Monique Rivet est une écrivaine très discrète qui est née en 1932. Elle a à son actif trois romans. Le premier est intitulé : Caprices et variations, publié chez Flammarion, puis, Les paroles gelées et la Caisse noire aux éditions Gallimard. Ils sont le fruit d’une vie riche au service de causes nobles. Sa rencontre avec l’Algérie remonte à 1956-1957, en pleine guerre, pour enseigner dans un collège de jeunes filles où se mêlent Algériennes et Françaises. Cela lui permet d’être une sorte de sentinelle vigilante, capable d’observer les tumultes d’une société qui refuse le diktat d’un colonialisme sur le déclin. A la lecture de son nouveau roman, Le Glacis, on commence à rêver de cette technique de peinture qui augmente la profondeur des teintes. Mais ici, il s’agit d’un quartier de la ville où elle va exercer son sacerdoce d’enseignante.

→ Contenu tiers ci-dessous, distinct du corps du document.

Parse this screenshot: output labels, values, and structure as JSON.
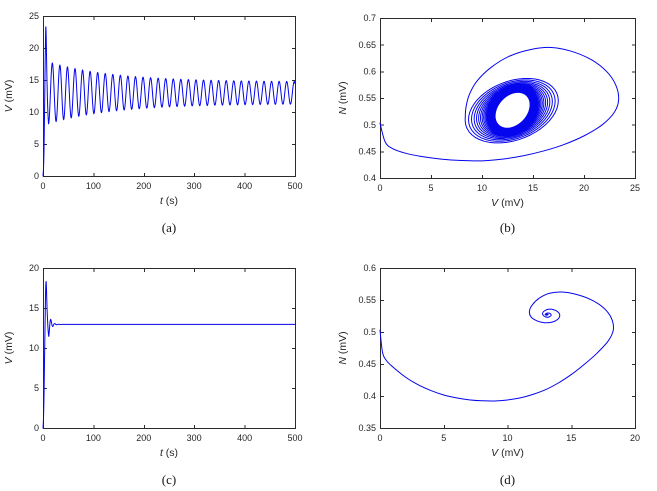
{
  "figure": {
    "background": "#ffffff",
    "line_color": "#0505ee",
    "axis_color": "#2b2b2b",
    "tick_label_color": "#262626",
    "caption_color": "#151515"
  },
  "chart_data": [
    {
      "caption": "(a)",
      "type": "line",
      "xlabel_var": "t",
      "xlabel_unit": " (s)",
      "ylabel_var": "V",
      "ylabel_unit": " (mV)",
      "xlim": [
        0,
        500
      ],
      "ylim": [
        0,
        25
      ],
      "xticks": [
        0,
        100,
        200,
        300,
        400,
        500
      ],
      "yticks": [
        0,
        5,
        10,
        15,
        20,
        25
      ],
      "grid": false,
      "legend": null,
      "key_points": {
        "start": [
          0,
          0
        ],
        "initial_peak": [
          6,
          23.3
        ],
        "first_minimum": [
          11,
          8.15
        ],
        "steady_mean_V": 13.0,
        "steady_oscillation_amplitude": 1.7,
        "oscillation_period_s": 15
      },
      "series": [
        {
          "name": "V(t) sustained oscillation",
          "segments": [
            {
              "type": "points",
              "pts": [
                [
                  0,
                  0
                ],
                [
                  1,
                  1.2
                ],
                [
                  2,
                  4
                ],
                [
                  3,
                  9.5
                ],
                [
                  4,
                  16
                ],
                [
                  5,
                  21.5
                ],
                [
                  5.7,
                  23.3
                ],
                [
                  6.5,
                  21
                ],
                [
                  7.5,
                  16.5
                ],
                [
                  8.8,
                  12
                ],
                [
                  10,
                  9.4
                ],
                [
                  11,
                  8.15
                ]
              ]
            },
            {
              "type": "osc",
              "t0": 11,
              "t1": 500,
              "dt": 0.75,
              "mean": 13.0,
              "a0": 4.85,
              "aInf": 1.7,
              "tau": 130,
              "period": 15,
              "phaseDeg": -90
            }
          ]
        }
      ]
    },
    {
      "caption": "(b)",
      "type": "line",
      "xlabel_var": "V",
      "xlabel_unit": " (mV)",
      "ylabel_var": "N",
      "ylabel_unit": " (mV)",
      "xlim": [
        0,
        25
      ],
      "ylim": [
        0.4,
        0.7
      ],
      "xticks": [
        0,
        5,
        10,
        15,
        20,
        25
      ],
      "yticks": [
        0.4,
        0.45,
        0.5,
        0.55,
        0.6,
        0.65,
        0.7
      ],
      "grid": false,
      "legend": null,
      "key_points": {
        "start": [
          0,
          0.5
        ],
        "max_V": 23.4,
        "max_N": 0.645,
        "min_N": 0.433,
        "limit_cycle_center": [
          13,
          0.527
        ],
        "limit_cycle_V_amplitude": 1.65
      },
      "series": [
        {
          "name": "phase portrait spiraling onto limit cycle",
          "segments": [
            {
              "type": "points",
              "pts": [
                [
                  0,
                  0.503
                ],
                [
                  0.5,
                  0.468
                ],
                [
                  1.2,
                  0.4555
                ],
                [
                  2.5,
                  0.4465
                ],
                [
                  4,
                  0.4405
                ],
                [
                  6,
                  0.4355
                ],
                [
                  8,
                  0.4328
                ],
                [
                  10,
                  0.4322
                ],
                [
                  12,
                  0.4355
                ],
                [
                  14,
                  0.4415
                ],
                [
                  16,
                  0.4505
                ],
                [
                  18,
                  0.4625
                ],
                [
                  20,
                  0.479
                ],
                [
                  21.8,
                  0.5
                ],
                [
                  23,
                  0.524
                ],
                [
                  23.4,
                  0.548
                ],
                [
                  23.1,
                  0.575
                ],
                [
                  22.2,
                  0.6
                ],
                [
                  20.7,
                  0.622
                ],
                [
                  18.7,
                  0.638
                ],
                [
                  16.8,
                  0.6448
                ],
                [
                  14.8,
                  0.641
                ],
                [
                  12.7,
                  0.6285
                ],
                [
                  10.9,
                  0.6075
                ],
                [
                  9.5,
                  0.5815
                ],
                [
                  8.75,
                  0.556
                ],
                [
                  8.42,
                  0.5315
                ],
                [
                  8.35,
                  0.5078
                ]
              ]
            },
            {
              "type": "spiral",
              "cx": 13,
              "cy": 0.527,
              "startDeg": 180,
              "turns": 33,
              "stepDeg": 7.5,
              "ax0": 4.65,
              "axInf": 1.65,
              "ay0": 0.062,
              "ayInf": 0.033,
              "tau": 130,
              "period": 15,
              "psiDeg": 18
            }
          ]
        }
      ]
    },
    {
      "caption": "(c)",
      "type": "line",
      "xlabel_var": "t",
      "xlabel_unit": " (s)",
      "ylabel_var": "V",
      "ylabel_unit": " (mV)",
      "xlim": [
        0,
        500
      ],
      "ylim": [
        0,
        20
      ],
      "xticks": [
        0,
        100,
        200,
        300,
        400,
        500
      ],
      "yticks": [
        0,
        5,
        10,
        15,
        20
      ],
      "grid": false,
      "legend": null,
      "key_points": {
        "start": [
          0,
          0
        ],
        "initial_peak": [
          6,
          18.3
        ],
        "first_minimum": [
          11.5,
          11.45
        ],
        "steady_state_V": 12.95
      },
      "series": [
        {
          "name": "V(t) damped to steady state",
          "segments": [
            {
              "type": "points",
              "pts": [
                [
                  0,
                  0
                ],
                [
                  1,
                  1.2
                ],
                [
                  2,
                  4
                ],
                [
                  3.5,
                  10.5
                ],
                [
                  5,
                  16.5
                ],
                [
                  6,
                  18.3
                ],
                [
                  7,
                  17.2
                ],
                [
                  8,
                  15
                ],
                [
                  9.5,
                  12.9
                ],
                [
                  10.7,
                  11.8
                ],
                [
                  11.5,
                  11.45
                ]
              ]
            },
            {
              "type": "osc",
              "t0": 11.5,
              "t1": 500,
              "dt": 0.75,
              "mean": 12.95,
              "a0": 1.5,
              "aInf": 0,
              "tau": 4.5,
              "period": 8,
              "phaseDeg": -90
            }
          ]
        }
      ]
    },
    {
      "caption": "(d)",
      "type": "line",
      "xlabel_var": "V",
      "xlabel_unit": " (mV)",
      "ylabel_var": "N",
      "ylabel_unit": " (mV)",
      "xlim": [
        0,
        20
      ],
      "ylim": [
        0.35,
        0.6
      ],
      "xticks": [
        0,
        5,
        10,
        15,
        20
      ],
      "yticks": [
        0.35,
        0.4,
        0.45,
        0.5,
        0.55,
        0.6
      ],
      "grid": false,
      "legend": null,
      "key_points": {
        "start": [
          0,
          0.5
        ],
        "min_N": 0.392,
        "max_V": 18.3,
        "max_N": 0.5625,
        "spiral_end_focus": [
          13.05,
          0.527
        ]
      },
      "series": [
        {
          "name": "phase portrait spiraling into stable focus",
          "segments": [
            {
              "type": "points",
              "pts": [
                [
                  0,
                  0.503
                ],
                [
                  0.2,
                  0.468
                ],
                [
                  0.5,
                  0.4555
                ],
                [
                  1,
                  0.4455
                ],
                [
                  2,
                  0.4295
                ],
                [
                  3,
                  0.4175
                ],
                [
                  4,
                  0.4085
                ],
                [
                  5,
                  0.4015
                ],
                [
                  6,
                  0.397
                ],
                [
                  7,
                  0.394
                ],
                [
                  8,
                  0.3925
                ],
                [
                  9,
                  0.3922
                ],
                [
                  10,
                  0.3938
                ],
                [
                  11,
                  0.397
                ],
                [
                  12,
                  0.4025
                ],
                [
                  13,
                  0.41
                ],
                [
                  14,
                  0.4205
                ],
                [
                  15,
                  0.4335
                ],
                [
                  16,
                  0.449
                ],
                [
                  17,
                  0.4665
                ],
                [
                  17.9,
                  0.486
                ],
                [
                  18.3,
                  0.5035
                ],
                [
                  18.15,
                  0.5215
                ],
                [
                  17.55,
                  0.5375
                ],
                [
                  16.55,
                  0.5505
                ],
                [
                  15.35,
                  0.559
                ],
                [
                  14.25,
                  0.5625
                ],
                [
                  13.3,
                  0.5605
                ],
                [
                  12.5,
                  0.553
                ],
                [
                  11.95,
                  0.5425
                ],
                [
                  11.72,
                  0.5325
                ],
                [
                  11.85,
                  0.5235
                ],
                [
                  12.3,
                  0.5175
                ],
                [
                  12.9,
                  0.5145
                ],
                [
                  13.5,
                  0.5155
                ],
                [
                  13.95,
                  0.52
                ],
                [
                  14.1,
                  0.526
                ],
                [
                  13.95,
                  0.5315
                ],
                [
                  13.6,
                  0.535
                ],
                [
                  13.2,
                  0.5355
                ],
                [
                  12.9,
                  0.533
                ],
                [
                  12.75,
                  0.5295
                ],
                [
                  12.8,
                  0.526
                ],
                [
                  13.0,
                  0.5235
                ],
                [
                  13.25,
                  0.5235
                ],
                [
                  13.42,
                  0.526
                ],
                [
                  13.35,
                  0.5288
                ],
                [
                  13.15,
                  0.5296
                ],
                [
                  13.0,
                  0.5285
                ],
                [
                  12.96,
                  0.527
                ],
                [
                  13.05,
                  0.5262
                ],
                [
                  13.15,
                  0.5266
                ],
                [
                  13.18,
                  0.5275
                ],
                [
                  13.1,
                  0.528
                ],
                [
                  13.05,
                  0.5276
                ]
              ]
            }
          ]
        }
      ]
    }
  ]
}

La ville dont il est question s’appelle «El Djond», qu’elle définit dans sa postface comme signifiant en arabe «le corps d’armée, la légion». Le lecteur, ayant un minimum de connaissances en géographie, sait que cette entité urbaine n’existe pas en Algérie. Or, à partir de la définition donnée par l’auteure et quelques indications spatiales comme «Faubourg Thiers» et le «Village nègre», on peut en déduire qu’il s’agit de la belle ville de Sidi-Bel Abbès.

Ceci établi, il faut quand même revenir à l’histoire rocambolesque de ce roman. En 1958, de retour en France, elle le propose à Julliard, l’éditeur d’Assia Djebar et Malek Haddad. Celui-ci lui demande de revoir sa copie. Elle le laisse de côté et l’oublie pendant presque cinquante ans. Jusqu’à très récemment où, en fouillant dans ses affaires, elle le retrouve et le propose à l’édition. Malgré ce saut gigantesque dans l’histoire, ce roman reste d’une actualité brûlante et un témoignage émouvant sur une époque pleine de tourments. Le personnage principal du roman est justement une professeure qui répond au doux nom de Laure Delessert.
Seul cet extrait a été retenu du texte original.